Saving enough money for a big down payment is the sticking point for a lot of people who would love to be homeowners. In today’s world 20% down is not a realistic option for many first time home buyers. The good news is that you don’t have to wait years to be able to afford a home. You can do it with a minimal down payment or no down payment at all, if you know where to look. Here are 5 good suggestions to help you in your search.

1. Conventional loan with private mortgage insurance

Conventional loans are the most common type of mortgage, and you can get one with less than 20% down. You will have to pay private mortgage insurance for a period of time though. Mortgage insurance is what protects the lender in the event you default on your loan. 

The Conventional 97 program offers qualified buyers mortgages with as little as 3% down. If you purchase a $150,000 house for example, your down payment will be $4,500. Conventional 97 is backed by Fannie Mae not the Federal Housing Administration (FHA). First time and repeat home buyers can qualify, but must be purchasing a primary residence. The maximum loan amount is $484,350. The minimum credit score is 620. 30 year fixed rate mortgages are available. 

Private mortgage insurance is paid along with the principal and interest payments you make monthly. Once you have paid 20% of your loan to value ratio, you can have the insurance removed from your mortgage. This won’t happen automatically. You must contact the lender and formally request it.

Another option backed by Fannie Mae is the HomeReady mortgage. This is a 3% down loan aimed at low income individuals. HomeReady allows income pooling. This means all members of a household from grandparents to working children can pool their resources in order to qualify for a mortgage.

2. FHA mortgages

FHA mortgages are backed by the federal government. You can get a loan with as little as 3.5% down if you have a FICO score of 580 or higher. Buyers with FICO scores in the 500 - 579 range must put down at least 10%. You must be purchasing a primary residence. 

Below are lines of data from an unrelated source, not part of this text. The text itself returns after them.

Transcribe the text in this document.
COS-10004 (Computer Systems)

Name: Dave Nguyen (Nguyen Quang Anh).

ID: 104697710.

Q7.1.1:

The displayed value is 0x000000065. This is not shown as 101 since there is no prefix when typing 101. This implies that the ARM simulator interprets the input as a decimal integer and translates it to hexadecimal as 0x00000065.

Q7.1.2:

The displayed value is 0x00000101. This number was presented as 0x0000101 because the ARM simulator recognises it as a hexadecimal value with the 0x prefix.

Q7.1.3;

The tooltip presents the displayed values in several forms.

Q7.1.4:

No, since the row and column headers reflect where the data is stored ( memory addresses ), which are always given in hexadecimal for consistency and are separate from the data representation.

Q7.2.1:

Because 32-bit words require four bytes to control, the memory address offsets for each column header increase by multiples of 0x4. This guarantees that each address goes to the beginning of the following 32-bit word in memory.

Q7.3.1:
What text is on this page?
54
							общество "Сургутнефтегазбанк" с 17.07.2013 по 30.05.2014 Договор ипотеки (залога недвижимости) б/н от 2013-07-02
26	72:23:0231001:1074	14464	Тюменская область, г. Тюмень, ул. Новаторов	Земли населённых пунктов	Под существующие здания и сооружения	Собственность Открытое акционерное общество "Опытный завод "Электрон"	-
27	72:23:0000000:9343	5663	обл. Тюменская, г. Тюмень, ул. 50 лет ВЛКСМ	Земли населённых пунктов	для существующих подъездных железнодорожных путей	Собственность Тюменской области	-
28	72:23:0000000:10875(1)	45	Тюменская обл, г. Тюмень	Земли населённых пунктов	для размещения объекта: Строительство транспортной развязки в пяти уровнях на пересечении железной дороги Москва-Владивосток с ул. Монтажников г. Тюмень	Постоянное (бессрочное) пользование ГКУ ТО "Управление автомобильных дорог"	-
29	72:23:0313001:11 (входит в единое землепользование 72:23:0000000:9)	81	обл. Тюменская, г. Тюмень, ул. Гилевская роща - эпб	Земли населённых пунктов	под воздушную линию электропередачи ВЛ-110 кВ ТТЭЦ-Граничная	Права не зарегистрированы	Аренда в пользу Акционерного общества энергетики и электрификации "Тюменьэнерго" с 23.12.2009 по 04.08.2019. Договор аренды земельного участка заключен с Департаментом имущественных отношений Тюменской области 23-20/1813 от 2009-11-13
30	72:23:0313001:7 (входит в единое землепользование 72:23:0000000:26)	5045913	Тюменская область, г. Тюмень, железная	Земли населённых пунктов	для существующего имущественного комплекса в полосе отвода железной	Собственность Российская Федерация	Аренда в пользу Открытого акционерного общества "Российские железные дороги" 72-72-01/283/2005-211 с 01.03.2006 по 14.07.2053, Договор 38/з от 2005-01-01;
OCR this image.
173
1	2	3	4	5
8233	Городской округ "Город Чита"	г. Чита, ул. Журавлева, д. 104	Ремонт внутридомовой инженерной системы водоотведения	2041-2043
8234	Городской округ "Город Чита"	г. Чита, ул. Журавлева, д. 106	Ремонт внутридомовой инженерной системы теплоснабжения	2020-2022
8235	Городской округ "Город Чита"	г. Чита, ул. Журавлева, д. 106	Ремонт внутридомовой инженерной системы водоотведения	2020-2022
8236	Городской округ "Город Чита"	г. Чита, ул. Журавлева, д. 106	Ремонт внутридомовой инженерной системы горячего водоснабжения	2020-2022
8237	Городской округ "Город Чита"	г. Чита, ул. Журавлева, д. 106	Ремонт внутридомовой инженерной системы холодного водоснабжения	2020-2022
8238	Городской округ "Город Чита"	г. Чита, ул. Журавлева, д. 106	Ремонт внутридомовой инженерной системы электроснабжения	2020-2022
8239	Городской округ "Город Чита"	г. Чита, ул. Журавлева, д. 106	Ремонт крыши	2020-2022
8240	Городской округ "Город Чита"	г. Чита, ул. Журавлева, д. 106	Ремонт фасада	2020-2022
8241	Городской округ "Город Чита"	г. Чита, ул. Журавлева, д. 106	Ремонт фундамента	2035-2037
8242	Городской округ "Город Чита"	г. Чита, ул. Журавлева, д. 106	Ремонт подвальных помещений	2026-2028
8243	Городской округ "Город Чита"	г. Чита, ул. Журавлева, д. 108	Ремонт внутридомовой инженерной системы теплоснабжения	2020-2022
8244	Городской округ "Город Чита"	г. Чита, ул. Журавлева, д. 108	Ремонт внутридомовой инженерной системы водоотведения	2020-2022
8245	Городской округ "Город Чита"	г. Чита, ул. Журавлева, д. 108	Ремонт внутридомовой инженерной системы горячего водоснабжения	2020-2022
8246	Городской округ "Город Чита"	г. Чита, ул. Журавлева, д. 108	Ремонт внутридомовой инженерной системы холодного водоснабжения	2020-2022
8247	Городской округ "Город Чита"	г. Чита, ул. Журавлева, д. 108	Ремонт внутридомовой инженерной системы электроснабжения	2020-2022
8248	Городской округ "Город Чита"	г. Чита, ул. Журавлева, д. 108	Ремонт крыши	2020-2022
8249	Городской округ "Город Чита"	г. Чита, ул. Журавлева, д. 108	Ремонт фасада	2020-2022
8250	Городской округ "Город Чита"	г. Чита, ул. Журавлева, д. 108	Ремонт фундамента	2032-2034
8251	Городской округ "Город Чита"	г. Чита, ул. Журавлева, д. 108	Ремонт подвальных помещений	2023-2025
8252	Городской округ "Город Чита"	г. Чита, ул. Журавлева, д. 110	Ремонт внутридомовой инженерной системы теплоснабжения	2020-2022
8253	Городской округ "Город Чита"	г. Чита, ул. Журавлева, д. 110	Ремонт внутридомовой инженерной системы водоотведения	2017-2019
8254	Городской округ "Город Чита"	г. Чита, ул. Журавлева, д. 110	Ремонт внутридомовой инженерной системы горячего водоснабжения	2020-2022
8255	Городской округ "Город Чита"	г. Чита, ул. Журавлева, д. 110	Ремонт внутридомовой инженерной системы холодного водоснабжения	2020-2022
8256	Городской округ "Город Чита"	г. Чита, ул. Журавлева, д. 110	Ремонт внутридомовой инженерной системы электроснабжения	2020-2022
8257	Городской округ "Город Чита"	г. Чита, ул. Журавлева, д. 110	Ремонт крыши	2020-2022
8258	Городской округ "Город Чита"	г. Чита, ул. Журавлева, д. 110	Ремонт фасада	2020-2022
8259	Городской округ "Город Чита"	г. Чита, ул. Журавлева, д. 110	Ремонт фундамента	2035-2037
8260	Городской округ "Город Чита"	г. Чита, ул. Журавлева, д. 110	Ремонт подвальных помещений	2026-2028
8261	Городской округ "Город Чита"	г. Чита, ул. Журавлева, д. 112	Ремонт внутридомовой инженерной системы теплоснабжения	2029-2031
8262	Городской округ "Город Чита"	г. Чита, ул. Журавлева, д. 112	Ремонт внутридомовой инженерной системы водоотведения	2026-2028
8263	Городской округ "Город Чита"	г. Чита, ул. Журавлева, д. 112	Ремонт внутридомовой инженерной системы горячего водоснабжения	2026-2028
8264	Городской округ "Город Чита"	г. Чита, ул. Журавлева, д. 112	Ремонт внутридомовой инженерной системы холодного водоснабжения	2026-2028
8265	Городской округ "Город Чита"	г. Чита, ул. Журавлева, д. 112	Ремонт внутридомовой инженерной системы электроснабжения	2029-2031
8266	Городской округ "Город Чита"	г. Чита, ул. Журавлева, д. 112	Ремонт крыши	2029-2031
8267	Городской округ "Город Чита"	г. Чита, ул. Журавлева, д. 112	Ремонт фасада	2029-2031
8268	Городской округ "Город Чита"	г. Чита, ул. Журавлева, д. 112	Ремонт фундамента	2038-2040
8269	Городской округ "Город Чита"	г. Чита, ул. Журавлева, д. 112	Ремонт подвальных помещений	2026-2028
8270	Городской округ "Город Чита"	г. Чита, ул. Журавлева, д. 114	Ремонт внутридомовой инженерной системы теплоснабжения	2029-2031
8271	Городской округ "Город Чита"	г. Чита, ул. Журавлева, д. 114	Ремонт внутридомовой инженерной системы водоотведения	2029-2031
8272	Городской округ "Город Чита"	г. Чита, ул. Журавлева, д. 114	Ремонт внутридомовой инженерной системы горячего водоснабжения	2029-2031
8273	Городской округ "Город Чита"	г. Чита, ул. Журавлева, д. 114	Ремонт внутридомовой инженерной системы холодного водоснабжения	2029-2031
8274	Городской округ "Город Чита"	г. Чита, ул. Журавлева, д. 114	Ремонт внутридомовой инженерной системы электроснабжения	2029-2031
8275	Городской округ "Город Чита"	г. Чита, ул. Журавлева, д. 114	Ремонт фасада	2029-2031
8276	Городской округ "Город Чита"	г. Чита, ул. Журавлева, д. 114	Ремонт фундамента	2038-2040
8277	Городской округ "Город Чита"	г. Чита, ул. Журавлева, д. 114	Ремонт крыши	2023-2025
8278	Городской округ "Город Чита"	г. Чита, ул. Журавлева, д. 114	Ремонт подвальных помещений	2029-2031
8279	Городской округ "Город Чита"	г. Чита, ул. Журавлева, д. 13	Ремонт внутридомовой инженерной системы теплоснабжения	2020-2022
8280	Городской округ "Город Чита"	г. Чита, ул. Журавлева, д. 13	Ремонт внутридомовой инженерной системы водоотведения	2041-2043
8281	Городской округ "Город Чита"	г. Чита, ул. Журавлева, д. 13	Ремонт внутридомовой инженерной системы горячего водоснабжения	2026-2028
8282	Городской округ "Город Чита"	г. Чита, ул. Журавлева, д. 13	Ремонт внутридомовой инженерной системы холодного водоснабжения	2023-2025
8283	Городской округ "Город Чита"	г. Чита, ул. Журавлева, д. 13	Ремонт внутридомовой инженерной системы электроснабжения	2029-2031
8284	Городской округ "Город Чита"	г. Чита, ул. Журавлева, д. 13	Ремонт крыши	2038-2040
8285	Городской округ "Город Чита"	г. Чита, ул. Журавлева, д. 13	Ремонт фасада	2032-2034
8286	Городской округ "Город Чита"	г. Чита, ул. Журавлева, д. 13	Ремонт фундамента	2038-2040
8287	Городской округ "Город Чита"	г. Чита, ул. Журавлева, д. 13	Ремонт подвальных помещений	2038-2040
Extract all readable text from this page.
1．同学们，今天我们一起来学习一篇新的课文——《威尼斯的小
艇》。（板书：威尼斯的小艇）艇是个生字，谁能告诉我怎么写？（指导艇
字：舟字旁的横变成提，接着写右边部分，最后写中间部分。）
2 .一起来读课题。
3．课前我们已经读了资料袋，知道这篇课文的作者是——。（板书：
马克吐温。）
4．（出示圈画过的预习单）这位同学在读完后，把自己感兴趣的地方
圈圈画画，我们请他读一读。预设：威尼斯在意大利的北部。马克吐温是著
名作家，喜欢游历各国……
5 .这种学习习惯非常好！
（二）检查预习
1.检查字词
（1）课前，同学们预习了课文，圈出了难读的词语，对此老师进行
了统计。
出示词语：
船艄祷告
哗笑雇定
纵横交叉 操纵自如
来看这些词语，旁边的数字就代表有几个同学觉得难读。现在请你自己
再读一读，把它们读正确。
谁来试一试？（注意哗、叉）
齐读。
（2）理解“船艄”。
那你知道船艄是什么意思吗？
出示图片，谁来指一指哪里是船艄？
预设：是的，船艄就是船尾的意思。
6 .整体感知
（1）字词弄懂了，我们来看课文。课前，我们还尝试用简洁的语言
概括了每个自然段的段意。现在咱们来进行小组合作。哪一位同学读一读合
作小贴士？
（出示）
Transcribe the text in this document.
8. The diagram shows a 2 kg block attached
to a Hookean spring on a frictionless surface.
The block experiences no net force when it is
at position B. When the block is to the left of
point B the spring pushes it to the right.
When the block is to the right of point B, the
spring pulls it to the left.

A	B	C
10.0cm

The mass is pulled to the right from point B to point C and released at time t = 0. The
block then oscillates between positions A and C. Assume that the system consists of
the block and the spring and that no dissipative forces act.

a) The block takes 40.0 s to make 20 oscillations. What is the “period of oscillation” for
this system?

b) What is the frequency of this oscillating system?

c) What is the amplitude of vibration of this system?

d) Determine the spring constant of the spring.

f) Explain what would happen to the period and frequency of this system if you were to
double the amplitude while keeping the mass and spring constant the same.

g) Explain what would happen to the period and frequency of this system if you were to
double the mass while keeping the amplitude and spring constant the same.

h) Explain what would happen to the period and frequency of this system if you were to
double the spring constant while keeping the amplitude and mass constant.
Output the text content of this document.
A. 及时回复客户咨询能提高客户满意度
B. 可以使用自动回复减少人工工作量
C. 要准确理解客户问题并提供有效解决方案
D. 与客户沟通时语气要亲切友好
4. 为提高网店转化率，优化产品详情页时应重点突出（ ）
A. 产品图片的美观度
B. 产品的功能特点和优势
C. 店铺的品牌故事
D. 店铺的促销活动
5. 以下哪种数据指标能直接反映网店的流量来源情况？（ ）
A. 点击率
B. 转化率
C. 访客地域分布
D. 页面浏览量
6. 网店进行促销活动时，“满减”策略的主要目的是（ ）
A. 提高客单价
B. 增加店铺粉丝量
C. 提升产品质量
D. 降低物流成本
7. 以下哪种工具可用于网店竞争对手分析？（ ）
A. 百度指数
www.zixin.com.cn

Loans are available to first time and repeat buyers. You must have mortgage insurance in the form of an upfront mortgage premium and an annual premium. The upfront premium is a one time only charge paid at closing and can be rolled into your loan. The annual premium is paid monthly. You may be locked into the annual premium for the life of your loan.

3. USDA mortgages

U.S.Department of Agriculture (USDA) loans are offered to low to moderate income individuals living in rural areas. Before you dismiss this opportunity you should know that about 97% of the United States is designated as rural for the purposes of the loan. USDA mortgages are available with no down payment. Closing costs range from 3% to 5%, but unlike other types of mortgages this one allows you to roll your closing costs into your loan.

In order to qualify your income level must not exceed 115% of the area’s median income. Your credit score must be 640 or higher, and you have to be purchasing as an owner occupant. You can get a fixed rate loan for 15 or 30 years. If you have gone through a bankruptcy or foreclosure you have to wait three years before you can apply for this financing.

4. VA Mortgages

Those in the armed forces or retired from it can get financing through the U.S. Department of Veterans Affairs (VA). VA mortgages are 100% loans with no mortgage insurance required. In order to qualify you must have served at least 90 consecutive days during wartime or actively served 181 days during peacetime. 

National Guard and those in the Reserve can qualify after serving for more than 6 years. Spouses of service members who died in the line of duty or as a result of a service related injury can also qualify. You will not qualify if you were dishonorably discharged.

VA mortgages don’t have specific income thresholds in order to be approved. The VA does require that borrowers have steady incomes that cover all their monthly expenses. Borrowers also have to show that they have sufficient residual income every month for items like food and transportation. 

Private lenders finance VA loans. Because of that there may be additional criteria borrowers must meet. There is also a funding fee that can be as little as 1.25% or as high as 3.3%. The amount of the funding fee depends on the down payment size, the type of military service rendered, and whether this is a first time VA loan or a repeat.

5. Navy Federal Mortgages

The Navy Federal Credit Union has more members and assets than any other credit union in the country. Navy federal mortgages are available with no money down and no private mortgage insurance. These loans are similar to VA loans. They are restricted to the military, the U.S. Department of Defense, some civilians employed by the military, and family members. There are funding fees attached to them as well. The funding fee for navy federal mortgages is 1.75%. Loans are for owner occupants only. 

There is a freedom lock option with these loans. You can relock one time before closing if the rates go down. To take advantage of this option you have to contact the loan officer at least 14 days prior to closing. You must close within 60 days of the first lock.

Home ownership is a lot more affordable than most people think it is. Even if you don’t qualify for a 100% loan there is down payment assistance available from several different sources. It may take some perseverance and creativity, but it is possible to become a homeowner without making a huge down payment or having perfect credit.